Kiritschenko took a few minutes to talk to us at 8 a.m. on Monday morning, amidst taking orders, bussing plates, refilling coffee, talking baseball, and giving one fresh-faced, bow-tie wearing customer a good-natured ribbing about his apparel. We talked about how Mickey's has changed over the years, the best parts of the job (and the menu), the dangers of getting too attached to regulars, and a little movie that goes quack.
How did you start working at Mickey's? I really don't remember. My mom sort worked at Mickey's, and I was real young, and they needed somebody. So I was helping out part-time, and I was doing dishes up at the other Mickey's—we had seven or eight of them when I started, I forget how many—and eventually, I just worked my way in down here.
How old were you when you started? You know, I really don't remember. I was young. It was probably '70 or '71. I was already out of high school. I always tell everyone I started here before Christ.
When you first started, what was the menu like, and has it changed at all? It's pretty much the same.
How is this Mickey's different than all the other Mickey's that used to exist? This one is more of a national landmark, more of a touristy place.
Is it mostly tourists who come here? We have a lot of regulars – we have a few right here. But we have a lot of tourists.
What is your typical day like here? Oh, it's okay. Just move along. Go on through, say good morning to everybody. Just move along, you know. Hoping that everyone is happy.
What's your usual shift? 7 – 3. I used to work here nights, years ago.

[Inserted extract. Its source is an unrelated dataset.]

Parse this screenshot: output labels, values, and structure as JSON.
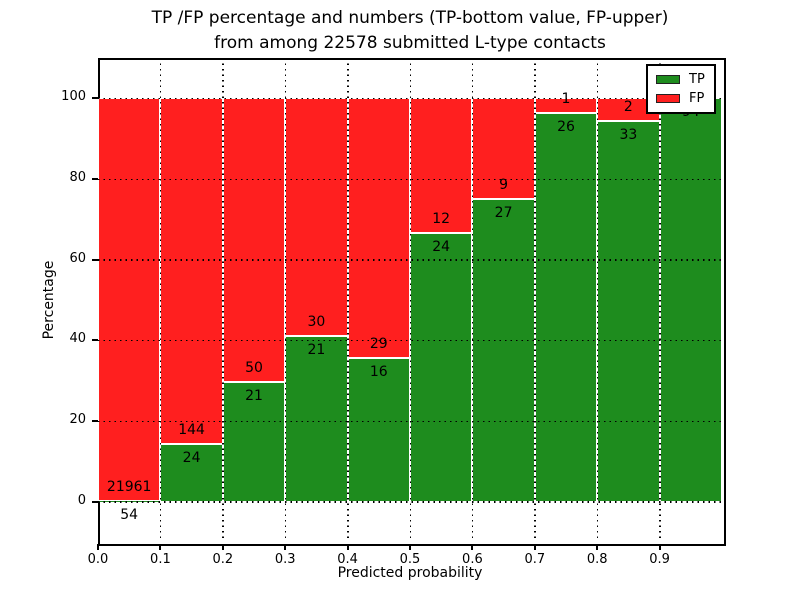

What was it like to work here at night? Oh, very colorful, very fun. The greatest people-watching place in the world.
What kind of people show up here at night? Everybody. Every walk of life. All the way from the top to the bottom.
What is your favorite thing on the menu? O'Brian potatoes. Baked beans. The Mulligan stew is very good. Everything's good here.

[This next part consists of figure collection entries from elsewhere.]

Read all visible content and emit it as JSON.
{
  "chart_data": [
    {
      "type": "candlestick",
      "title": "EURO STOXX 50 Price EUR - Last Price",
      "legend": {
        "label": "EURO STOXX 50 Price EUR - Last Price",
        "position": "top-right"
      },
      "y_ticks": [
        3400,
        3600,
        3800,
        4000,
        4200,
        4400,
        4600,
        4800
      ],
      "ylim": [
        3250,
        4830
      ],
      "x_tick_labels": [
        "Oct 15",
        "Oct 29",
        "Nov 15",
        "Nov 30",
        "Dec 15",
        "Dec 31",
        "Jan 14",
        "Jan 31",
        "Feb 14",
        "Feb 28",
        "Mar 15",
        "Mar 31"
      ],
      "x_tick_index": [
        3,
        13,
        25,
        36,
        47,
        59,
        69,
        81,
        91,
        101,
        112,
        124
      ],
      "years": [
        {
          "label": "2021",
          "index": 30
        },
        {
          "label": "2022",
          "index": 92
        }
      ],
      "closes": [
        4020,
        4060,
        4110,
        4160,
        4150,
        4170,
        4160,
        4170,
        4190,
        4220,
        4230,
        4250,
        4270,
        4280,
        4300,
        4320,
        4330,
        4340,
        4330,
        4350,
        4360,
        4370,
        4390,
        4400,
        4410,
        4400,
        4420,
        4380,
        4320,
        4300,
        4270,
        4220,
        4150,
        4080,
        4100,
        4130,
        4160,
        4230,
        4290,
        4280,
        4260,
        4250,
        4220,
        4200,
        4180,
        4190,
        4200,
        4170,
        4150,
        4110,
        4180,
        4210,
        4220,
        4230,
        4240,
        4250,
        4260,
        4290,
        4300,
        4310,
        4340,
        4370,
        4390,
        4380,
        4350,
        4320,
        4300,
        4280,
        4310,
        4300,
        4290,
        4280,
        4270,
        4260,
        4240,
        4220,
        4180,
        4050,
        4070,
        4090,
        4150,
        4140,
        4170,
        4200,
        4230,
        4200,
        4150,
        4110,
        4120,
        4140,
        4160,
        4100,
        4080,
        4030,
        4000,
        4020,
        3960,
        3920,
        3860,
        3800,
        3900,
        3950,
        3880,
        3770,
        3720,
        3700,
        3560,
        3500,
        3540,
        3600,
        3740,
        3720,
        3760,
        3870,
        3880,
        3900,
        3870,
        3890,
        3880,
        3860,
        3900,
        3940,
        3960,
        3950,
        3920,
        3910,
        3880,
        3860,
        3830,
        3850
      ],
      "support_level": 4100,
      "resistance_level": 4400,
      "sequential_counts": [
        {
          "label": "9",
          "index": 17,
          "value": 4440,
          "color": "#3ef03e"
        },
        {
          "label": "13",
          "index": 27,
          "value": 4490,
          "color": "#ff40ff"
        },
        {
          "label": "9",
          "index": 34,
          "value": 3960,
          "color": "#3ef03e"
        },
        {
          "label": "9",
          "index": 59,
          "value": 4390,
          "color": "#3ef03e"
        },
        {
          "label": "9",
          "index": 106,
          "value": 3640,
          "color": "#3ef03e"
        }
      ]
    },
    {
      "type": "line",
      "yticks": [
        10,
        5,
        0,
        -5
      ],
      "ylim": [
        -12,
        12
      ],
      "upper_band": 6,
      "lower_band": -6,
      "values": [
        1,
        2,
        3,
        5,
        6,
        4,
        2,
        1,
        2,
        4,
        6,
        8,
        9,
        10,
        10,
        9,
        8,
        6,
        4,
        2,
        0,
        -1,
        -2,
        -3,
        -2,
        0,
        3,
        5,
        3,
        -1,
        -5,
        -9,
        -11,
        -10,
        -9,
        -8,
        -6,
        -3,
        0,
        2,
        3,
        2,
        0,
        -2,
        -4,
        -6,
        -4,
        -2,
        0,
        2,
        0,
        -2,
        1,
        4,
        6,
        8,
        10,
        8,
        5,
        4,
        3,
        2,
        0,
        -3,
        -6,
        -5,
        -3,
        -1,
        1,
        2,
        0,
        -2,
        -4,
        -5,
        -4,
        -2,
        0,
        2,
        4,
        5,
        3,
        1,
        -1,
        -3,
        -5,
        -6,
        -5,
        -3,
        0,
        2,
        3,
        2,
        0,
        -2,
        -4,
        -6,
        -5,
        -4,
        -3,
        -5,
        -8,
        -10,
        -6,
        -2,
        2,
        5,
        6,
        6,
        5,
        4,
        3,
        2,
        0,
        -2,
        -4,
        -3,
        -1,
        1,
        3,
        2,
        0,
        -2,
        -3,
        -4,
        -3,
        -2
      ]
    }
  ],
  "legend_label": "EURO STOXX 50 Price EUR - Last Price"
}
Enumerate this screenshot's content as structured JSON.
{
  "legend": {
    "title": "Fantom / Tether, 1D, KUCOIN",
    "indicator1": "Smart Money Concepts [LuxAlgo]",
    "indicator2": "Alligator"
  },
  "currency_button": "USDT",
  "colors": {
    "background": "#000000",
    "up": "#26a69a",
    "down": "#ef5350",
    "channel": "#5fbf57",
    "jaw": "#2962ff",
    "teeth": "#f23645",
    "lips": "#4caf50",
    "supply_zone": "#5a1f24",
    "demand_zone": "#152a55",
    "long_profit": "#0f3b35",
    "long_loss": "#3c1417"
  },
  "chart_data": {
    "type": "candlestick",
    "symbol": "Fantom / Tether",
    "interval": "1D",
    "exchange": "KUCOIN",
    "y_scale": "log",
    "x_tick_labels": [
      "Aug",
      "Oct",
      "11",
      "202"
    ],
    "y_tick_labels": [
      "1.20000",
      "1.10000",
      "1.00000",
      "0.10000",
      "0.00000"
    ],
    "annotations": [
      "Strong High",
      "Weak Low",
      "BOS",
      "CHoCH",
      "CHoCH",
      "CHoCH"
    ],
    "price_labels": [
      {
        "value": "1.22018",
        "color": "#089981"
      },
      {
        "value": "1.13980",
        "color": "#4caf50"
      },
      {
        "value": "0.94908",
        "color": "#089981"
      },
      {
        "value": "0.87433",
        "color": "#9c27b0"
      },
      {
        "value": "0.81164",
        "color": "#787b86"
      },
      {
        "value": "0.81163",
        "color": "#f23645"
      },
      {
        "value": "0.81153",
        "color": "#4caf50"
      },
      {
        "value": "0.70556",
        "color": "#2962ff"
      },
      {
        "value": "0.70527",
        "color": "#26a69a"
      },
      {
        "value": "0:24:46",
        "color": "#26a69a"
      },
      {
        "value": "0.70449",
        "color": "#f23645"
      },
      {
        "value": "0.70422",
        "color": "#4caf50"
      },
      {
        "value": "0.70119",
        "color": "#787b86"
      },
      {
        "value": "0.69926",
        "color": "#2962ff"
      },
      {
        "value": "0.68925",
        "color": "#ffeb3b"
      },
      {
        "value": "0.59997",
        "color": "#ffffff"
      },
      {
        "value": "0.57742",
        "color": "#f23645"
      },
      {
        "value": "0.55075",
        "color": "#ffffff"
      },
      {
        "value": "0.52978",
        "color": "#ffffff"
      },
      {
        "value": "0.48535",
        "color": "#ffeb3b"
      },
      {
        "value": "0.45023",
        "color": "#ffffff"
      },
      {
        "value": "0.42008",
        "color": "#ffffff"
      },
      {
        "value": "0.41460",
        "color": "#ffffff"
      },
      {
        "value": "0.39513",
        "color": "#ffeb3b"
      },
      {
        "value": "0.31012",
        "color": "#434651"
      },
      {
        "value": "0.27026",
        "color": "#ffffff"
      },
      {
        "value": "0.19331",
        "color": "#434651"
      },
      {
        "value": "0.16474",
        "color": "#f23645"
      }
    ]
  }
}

What's your favorite thing about working here? I think it's that I get to do so much working here. I got to meet so many people, and got so many things, and the owners are good to work for – they've been good to me. But I think it's because people come in here, and I got meet a lot of people and I got to do a lot of things. You meet people.
Do you have any favorite regulars here? No, not really. I hate all of them. [Laughs] I'm kidding. We have a few. But most of my really good regulars are all passed away now. It's really sad. I don't like getting close to regulars because they're here today and gone tomorrow. Then, you have to start all over again. I just don't get close to the regulars anymore. But we have a lot of them. Like I said, from lawyers to down out here on the street.
What's the most difficult thing about working here? Well, when nobody shows up. [Laughs] It's really not that difficult. You know, work is work. You know, it's not really that difficult – it's fun. It's hard work, but it's good work. Maybe if you have an unruly patron or something, but that hardly ever happens – not in my shift.
Do you have any interesting stories from working here? Well, I'm actually pretty well-known. I get cards from all over the place, and I got a call from some guy that was in Ireland in one day, and they said they were in a pub. And I had just waited on these people who lived in Ireland, and I had given them a menu when they were in here. So then this guy calls me and says, you're never going to believe this, but we're in a pub in Ireland and we met these people, and they have a Mickey's menu and they're talking about you.
So were you here when the Mighty Ducks was filming here? What was that like? They closed the place. And there was Emilio Estevez hanging around with the folks. You meet a lot of people, and I always say, they're the same as me, they've just got a little more money than me!
How do you spend your time off? I go fishing. I watch my grandkids. I have a lot of things I do.
How much longer do you plan to work here? I'll tell you. Probably until I can't walk anymore. This is where I'm going to stay, and this is where I'm going to die.